La loro popolarità è esplosa nel 2023, quando uno dei loro video ha iniziato a circolare ben oltre i confini della Cina. Da quel momento, milioni di utenti hanno utilizzato il ritornello della loro canzone per accompagnare meme e video ironici, spesso senza conoscerne il significato o il contesto culturale.
Eppure, i Muyun Brothers non hanno mai costruito la propria immagine sull’ironia. Nella descrizione dei loro canali social si presentano come tre giovani poco più che ventenni che, pur avendo un aspetto infantile dovuto alla loro bassa statura, coltivano “grandi sogni in piccoli corpi”. La causa della loro condizione fisica non è mai stata resa pubblica e qualsiasi ipotesi circolata online resta priva di conferme ufficiali.
Anche i loro testi raccontano una realtà molto diversa da quella suggerita dai meme. Le canzoni parlano di famiglia, nostalgia, sacrificio e appartenenza alla propria terra.

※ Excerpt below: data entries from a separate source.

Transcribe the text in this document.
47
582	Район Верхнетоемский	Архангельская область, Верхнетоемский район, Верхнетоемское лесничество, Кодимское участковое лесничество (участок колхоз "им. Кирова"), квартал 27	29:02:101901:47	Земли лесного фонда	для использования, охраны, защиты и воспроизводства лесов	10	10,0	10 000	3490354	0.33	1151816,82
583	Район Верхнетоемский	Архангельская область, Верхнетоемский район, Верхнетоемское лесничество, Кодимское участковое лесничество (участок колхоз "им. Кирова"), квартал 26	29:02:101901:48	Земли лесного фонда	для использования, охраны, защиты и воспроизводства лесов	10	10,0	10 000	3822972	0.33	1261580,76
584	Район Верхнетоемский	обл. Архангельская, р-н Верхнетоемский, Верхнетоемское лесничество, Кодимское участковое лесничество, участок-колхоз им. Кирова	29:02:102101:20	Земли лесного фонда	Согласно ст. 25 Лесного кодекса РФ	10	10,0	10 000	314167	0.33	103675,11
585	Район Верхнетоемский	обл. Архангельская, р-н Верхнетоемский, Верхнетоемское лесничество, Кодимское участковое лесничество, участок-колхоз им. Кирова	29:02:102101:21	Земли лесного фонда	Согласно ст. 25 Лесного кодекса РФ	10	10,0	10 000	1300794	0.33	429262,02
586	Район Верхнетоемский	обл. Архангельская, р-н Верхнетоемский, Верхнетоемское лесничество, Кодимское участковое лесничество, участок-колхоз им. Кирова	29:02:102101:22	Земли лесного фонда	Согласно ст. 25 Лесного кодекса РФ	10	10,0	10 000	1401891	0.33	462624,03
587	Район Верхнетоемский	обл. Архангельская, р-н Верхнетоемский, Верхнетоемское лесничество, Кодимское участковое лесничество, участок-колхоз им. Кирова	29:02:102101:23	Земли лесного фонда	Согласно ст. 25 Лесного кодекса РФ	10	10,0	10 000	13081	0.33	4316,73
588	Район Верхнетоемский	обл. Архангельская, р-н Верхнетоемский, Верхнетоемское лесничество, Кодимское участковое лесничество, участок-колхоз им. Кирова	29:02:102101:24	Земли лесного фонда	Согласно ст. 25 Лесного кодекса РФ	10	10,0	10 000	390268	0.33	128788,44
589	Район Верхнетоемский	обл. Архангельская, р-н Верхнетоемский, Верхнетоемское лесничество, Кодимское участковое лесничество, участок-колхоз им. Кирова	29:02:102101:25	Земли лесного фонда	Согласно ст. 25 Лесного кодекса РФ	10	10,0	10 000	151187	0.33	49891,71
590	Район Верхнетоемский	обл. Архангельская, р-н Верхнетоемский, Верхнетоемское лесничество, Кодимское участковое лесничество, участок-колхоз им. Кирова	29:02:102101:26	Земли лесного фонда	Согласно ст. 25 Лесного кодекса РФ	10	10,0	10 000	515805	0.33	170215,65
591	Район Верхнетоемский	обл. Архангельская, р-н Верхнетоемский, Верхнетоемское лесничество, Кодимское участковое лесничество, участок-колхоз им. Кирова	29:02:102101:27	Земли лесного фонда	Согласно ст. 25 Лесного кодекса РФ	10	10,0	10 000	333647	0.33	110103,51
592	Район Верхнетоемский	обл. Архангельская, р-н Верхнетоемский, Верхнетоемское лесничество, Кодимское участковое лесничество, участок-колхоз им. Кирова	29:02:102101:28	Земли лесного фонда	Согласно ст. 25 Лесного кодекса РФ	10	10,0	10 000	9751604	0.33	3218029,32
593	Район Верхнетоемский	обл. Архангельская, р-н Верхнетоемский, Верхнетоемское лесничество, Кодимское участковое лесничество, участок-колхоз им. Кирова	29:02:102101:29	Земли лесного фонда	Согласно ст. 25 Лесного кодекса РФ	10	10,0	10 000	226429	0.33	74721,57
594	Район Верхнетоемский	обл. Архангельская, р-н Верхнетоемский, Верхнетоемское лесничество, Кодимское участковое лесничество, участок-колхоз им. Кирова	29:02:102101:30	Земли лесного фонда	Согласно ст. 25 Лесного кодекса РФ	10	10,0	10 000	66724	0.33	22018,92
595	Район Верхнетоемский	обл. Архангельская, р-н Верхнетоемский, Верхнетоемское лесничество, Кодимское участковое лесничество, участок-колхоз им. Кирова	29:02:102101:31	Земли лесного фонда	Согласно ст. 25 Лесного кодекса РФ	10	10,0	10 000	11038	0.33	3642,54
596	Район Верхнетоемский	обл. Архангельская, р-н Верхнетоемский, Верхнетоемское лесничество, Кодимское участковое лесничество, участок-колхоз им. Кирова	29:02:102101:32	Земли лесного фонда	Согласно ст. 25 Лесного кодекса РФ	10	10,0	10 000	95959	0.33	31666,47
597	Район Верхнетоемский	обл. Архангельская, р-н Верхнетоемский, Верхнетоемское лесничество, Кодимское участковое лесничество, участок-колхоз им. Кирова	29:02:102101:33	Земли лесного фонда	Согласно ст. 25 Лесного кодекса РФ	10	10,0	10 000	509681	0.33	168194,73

Le melodie, apparentemente leggere, custodiscono spesso un tono malinconico che riflette la vita nelle aree rurali delle montagne del Sichuan e il desiderio di preservare la cultura della comunità Yi.
Il successo internazionale dei Muyun Brothers rappresenta anche un esempio di come i social network possano trasformare un’espressione culturale locale in un fenomeno globale. Se da un lato la viralità ha garantito loro una visibilità impensabile, dall’altro ha alimentato stereotipi e battute legate al loro aspetto fisico, spesso oscurando il valore artistico del progetto musicale. Numerosi osservatori hanno infatti sottolineato come il pubblico occidentale abbia inizialmente conosciuto il trio più come “meme” che come gruppo folk.
Oggi i Muyun Brothers continuano a pubblicare nuovi contenuti, mantenendo fede allo stile che li ha resi riconoscibili: paesaggi montani, semplicità, musica e un forte legame con le proprie radici. In un panorama digitale dominato dalla velocità e dall’effimero, il loro percorso dimostra come anche un video di pochi secondi possa trasformarsi in una finestra aperta su una cultura poco conosciuta.
Forse è proprio questa la lezione lasciata dai tre fratelli del Sichuan: dietro ogni fenomeno virale esiste una storia che merita di essere ascoltata, non soltanto condivisa.